No batismo bíblico no Espírito Santo que nos é dado por Deus mediante a intercessão de Cristo, com suas devidas evidências, conforme a Sua vontade (Lc.24.49; At.1.5; 2.4,16-18).

Na atualidade dos dons espirituais distribuídos pelo Espírito Santo à Igreja para sua edificação, conforme a sua soberana vontade (1Co.12.1-12).

Na Segunda Vinda pessoal de Cristo, em duas fases distintas.
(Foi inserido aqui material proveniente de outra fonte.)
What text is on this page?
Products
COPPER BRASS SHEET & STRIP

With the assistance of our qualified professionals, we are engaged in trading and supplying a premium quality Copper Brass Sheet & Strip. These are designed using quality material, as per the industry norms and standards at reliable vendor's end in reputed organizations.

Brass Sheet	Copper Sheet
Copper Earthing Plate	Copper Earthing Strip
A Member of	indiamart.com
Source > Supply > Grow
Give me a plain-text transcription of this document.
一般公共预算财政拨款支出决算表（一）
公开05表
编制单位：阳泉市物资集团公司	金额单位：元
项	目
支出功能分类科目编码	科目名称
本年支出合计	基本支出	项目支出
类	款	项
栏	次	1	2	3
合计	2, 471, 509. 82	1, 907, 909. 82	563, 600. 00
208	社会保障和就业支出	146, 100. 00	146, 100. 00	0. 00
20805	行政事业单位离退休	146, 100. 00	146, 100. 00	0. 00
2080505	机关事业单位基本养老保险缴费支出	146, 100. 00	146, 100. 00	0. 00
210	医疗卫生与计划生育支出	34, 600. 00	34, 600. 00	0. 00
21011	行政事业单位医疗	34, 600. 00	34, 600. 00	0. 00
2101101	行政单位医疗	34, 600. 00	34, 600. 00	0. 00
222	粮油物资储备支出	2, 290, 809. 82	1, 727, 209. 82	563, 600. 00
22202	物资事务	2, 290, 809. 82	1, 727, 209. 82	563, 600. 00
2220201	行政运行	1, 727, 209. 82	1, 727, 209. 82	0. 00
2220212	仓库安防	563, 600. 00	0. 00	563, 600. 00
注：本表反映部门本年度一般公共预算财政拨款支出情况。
Primeira - invisível ao mundo, para arrebatar a sua Igreja fiel da terra; segunda - visível e corporal, com sua Igreja glorificada, para reinar sobre o mundo durante mil anos (1Ts.4.16-17; 1Co.15.51-54; Ap.19.14; Cl.3.4; Mt.24.30; Zc.14.5 e Jd.14).

Que todos os cristãos comparecerão ante o Tribunal de Cristo, para receber recompensa de acordo com as obras praticadas por meio do corpo (2Co.5.10).

No juízo vindouro que recompensará os fiéis e condenará os infiéis (Dn.12.2; Ap.20.11-15).

Num novo céu e numa nova terra onde habitaremos eternamente com Cristo (2Pe.3.13).